– Но?
– Но вернуть вам зрение не может.
Этот внезапный взрыв отзывается в моей душе невероятным хаосом. Поначалу я совершенно бессилен в нем разобраться. Мысли скачут взад-вперед, спорят, борются меж собой – одна порывается страстно возопить, другая язвительно одергивает ее. Я чувствую, что мадам не спускает с меня встревоженного взгляда, значит, надо как-то высказаться.
Я корчу небрежную гримасу.
– Достаточно я за свою жизнь насмотрелся.
К этим словам я ничего не прибавляю. Томительное молчание, мадам в растерянности. Она ожидала слез, проявлений отчаяния или, по крайней мере, страстных расспросов. Некоторые вопросы и впрямь сейчас самое время задать. На основании чего вынес Оливекрона этот безжалостный приговор? И как его истолковать – я до конца дней своих буду пребывать в теперешнем полумраке, или же процесс, предсказанный еще пештским глазником, завершится полной слепотой? Неужели операция все-таки запоздала – с точки зрения кровяных сгустков, скопившихся на глазном дне? Ведь был же разговор о том, что уже обозначились очаги атрофии – вероятно, этот процесс необратим? Атрофия, раз начавшись, должна завершить свое разрушительное дело?
Но я не задаю никаких вопросов. Мадам тихонько поднимается с места, отходит к окну. Она не знает, что и думать. Счесть меня героем или круглым дураком?

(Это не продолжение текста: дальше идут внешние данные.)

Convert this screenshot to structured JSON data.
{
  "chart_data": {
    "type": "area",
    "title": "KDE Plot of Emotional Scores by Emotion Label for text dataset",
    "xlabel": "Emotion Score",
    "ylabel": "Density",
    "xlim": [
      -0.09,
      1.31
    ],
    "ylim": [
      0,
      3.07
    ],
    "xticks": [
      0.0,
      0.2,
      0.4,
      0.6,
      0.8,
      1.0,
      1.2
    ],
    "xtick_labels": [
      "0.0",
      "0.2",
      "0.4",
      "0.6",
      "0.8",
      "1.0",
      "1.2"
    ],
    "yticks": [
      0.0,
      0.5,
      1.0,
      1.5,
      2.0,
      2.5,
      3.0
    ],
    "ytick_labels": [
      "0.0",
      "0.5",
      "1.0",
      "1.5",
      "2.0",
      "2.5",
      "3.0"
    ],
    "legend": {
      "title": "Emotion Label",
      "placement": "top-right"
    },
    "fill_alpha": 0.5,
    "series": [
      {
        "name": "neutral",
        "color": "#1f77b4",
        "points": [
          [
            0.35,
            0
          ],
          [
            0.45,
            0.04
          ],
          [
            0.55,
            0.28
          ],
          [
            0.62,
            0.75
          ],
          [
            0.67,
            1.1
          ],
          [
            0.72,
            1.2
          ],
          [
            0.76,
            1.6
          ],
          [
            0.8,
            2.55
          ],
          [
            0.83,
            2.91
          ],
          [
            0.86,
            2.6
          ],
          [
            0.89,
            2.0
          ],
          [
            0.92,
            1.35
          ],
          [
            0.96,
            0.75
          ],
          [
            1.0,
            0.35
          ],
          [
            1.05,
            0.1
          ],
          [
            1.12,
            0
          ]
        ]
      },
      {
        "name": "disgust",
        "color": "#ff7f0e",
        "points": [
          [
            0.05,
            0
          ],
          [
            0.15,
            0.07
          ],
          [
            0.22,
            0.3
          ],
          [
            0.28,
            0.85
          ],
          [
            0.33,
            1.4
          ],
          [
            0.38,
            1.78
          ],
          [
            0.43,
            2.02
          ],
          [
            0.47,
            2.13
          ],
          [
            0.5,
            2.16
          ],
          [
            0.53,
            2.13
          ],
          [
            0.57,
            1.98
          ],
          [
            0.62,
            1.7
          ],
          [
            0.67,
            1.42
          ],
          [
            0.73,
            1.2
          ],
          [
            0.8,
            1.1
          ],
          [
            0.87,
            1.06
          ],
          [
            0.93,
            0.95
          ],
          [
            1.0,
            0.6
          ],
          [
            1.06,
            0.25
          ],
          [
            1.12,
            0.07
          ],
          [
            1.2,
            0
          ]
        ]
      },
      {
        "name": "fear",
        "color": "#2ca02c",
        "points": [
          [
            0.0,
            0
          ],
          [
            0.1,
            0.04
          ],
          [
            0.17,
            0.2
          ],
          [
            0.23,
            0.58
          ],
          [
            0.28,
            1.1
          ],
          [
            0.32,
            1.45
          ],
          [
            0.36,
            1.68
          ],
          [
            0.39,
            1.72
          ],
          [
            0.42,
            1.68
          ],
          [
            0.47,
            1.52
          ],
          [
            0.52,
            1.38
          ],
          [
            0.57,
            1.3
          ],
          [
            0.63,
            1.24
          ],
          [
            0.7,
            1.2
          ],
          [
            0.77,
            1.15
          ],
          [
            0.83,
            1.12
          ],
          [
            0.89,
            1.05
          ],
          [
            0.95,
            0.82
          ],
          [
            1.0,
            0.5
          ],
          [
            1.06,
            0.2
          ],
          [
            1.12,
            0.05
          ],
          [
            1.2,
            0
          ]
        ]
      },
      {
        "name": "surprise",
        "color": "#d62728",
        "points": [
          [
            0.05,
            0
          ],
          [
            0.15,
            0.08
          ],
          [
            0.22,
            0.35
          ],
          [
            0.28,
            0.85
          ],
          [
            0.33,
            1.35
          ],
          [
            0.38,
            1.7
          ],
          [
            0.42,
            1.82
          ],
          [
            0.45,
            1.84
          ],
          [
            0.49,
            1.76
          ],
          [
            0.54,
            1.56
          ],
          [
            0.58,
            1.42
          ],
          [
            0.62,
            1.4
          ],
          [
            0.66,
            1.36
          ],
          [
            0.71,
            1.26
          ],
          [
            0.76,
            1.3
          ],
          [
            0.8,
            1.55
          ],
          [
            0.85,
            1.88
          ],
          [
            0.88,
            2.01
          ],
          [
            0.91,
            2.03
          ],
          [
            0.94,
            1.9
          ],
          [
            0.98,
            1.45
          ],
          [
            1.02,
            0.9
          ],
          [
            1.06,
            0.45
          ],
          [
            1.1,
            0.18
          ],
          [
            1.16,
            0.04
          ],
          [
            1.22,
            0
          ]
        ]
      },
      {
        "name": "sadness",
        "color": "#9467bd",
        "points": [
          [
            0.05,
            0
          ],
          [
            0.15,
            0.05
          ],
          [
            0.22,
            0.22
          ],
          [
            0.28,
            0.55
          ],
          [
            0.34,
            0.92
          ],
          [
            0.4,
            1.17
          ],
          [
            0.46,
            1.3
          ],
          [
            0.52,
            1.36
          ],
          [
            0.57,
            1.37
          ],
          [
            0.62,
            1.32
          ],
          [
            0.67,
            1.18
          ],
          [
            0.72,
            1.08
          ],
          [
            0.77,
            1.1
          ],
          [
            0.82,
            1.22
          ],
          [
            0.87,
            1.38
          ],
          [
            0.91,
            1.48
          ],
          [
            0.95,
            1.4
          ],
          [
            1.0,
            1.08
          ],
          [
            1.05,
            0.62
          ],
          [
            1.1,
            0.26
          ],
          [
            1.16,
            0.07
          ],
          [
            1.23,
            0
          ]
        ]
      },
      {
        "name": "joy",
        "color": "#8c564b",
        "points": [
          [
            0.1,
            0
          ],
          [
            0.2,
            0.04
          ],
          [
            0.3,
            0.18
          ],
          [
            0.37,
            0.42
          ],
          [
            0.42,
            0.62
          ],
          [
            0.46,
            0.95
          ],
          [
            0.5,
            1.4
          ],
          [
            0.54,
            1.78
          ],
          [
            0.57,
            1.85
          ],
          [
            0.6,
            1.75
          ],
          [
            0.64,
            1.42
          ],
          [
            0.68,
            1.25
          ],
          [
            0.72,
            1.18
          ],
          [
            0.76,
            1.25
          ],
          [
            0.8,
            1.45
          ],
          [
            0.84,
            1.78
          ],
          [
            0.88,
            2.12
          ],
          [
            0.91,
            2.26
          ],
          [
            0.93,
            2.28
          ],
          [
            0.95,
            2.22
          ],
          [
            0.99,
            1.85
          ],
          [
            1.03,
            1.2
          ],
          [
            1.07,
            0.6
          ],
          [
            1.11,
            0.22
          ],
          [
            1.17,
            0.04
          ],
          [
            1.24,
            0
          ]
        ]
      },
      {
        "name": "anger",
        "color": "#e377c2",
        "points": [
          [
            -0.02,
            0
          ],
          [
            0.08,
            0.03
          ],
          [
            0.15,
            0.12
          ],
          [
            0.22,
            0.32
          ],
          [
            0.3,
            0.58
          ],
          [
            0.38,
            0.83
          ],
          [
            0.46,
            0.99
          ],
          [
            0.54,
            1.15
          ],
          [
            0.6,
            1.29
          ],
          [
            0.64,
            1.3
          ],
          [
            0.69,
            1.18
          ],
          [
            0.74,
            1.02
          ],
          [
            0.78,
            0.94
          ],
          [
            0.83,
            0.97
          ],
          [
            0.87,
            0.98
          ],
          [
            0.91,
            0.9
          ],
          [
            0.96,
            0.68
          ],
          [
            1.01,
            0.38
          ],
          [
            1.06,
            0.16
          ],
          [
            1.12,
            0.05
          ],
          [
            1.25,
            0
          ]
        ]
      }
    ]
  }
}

А между тем я не герой и не дурак.
Сказать вам правду?
Вам наверняка известна увлекательная и трогательная история Мишеля Строгова,[51] его путешествие от Москвы до Иркутска, а в особенности та запутаннейшая глава, где царского курьера захватывают в плен, и он не в состоянии смотреть, как на его глазах родную мать избивают плетьми. Предводитель татар обрекает его на ослепление, после пиршества в честь одержанной победы нашего героя привязывают к дереву, и раскаленный добела меч со свистом опускается у самых его глаз. Несчастная мать падает без чувств, но прежде чем она успевает испустить дух, ослепленный, с обгорелыми ресницами юноша подползает к ней и шепчет на ухо: «Матушка, смотри не проговорись, нам необходимо хранить тайну, чтобы добраться до Иркутска с царским повелением. Но от тебя я не скрою: я вижу! Им не удалось искалечить меня! Наверное, потому, что глаза мои наполнились слезами, когда я в последний раз взглянул на тебя». Еще до того, как мне вспомнилась эта легенда, нечто подобное, вероятно, произошло и со мной, а потому прискорбное сообщение меня не подкосило. Уже с самого утра какой-то неуемный, лукавый смешок так и распирает меня, подкрепленный дерзким, все усиливающимся подозрением; я не хочу ни с кем делиться им, пока оно не подтвердится. Даже в лице Черстин мне удалось подметить некоторые определенные черты, совершенно новые для меня. Вот и на Оливекрону я засмотрелся, не отвечая на его вопросы, потому как обнаружил наконец, что у него голубые глаза, неяркие, внимательные, добродушные.
И тарелка, ложка, одеяло тоже проступают явственнее…
Потому-то я и не дал воли страстям. Правда, возражать я тоже пока не решился, поскольку сам себе не верю еще до такой степени, чтобы опровергнуть утверждения строгой, всесильной науки.
Однако крепнет во мне пренебрежительный протест против законного приговора; личное самолюбие, сознание собственной исключительности дает нам право на этот протест. Возможно, что по всем медицинским канонам я должен ослепнуть, однако диагносты забыли, что речь-то идет обо мне. А я только и ждал удобного случая.
В пять часов мадам отбыла, оставив меня в обществе милой Анни, супруги одного нашего пештского приятеля. Анни – натура романтическая, витающая в мире изящных искусств, в мире прекрасного, такая компания для меня сейчас как нельзя кстати, просто удача, что именно в эти дни она оказалась в Стокгольме. Я заставил ее долго рассказывать мне о городе, о дивных садах и парках, о каналах, разноцветных парусах и ярких мостах, которые теперь я и сам увижу, а затем перехватил нить разговора. Со времен моего стихотворчества в голове отложилось немало сокровищ венгерской и немецкой поэзии, и я решил испытать свою память. Высоко подложив подушку, чуть ли не сидя, я несколько часов подряд читал Анни стихи, с притворной скромностью пожиная лавры подобно актеру, блещущему искусством великих сочинителей, которые вложили в его уста свои творения. Затем потешил ее целой серией анекдотических историй – иронически мягких и язвительно забористых, – дабы снискать успех и в качестве юмориста.
Спал я хорошо, попросив лишь половинную дозу порошков, поскольку на следующее утро предполагалось снять повязку.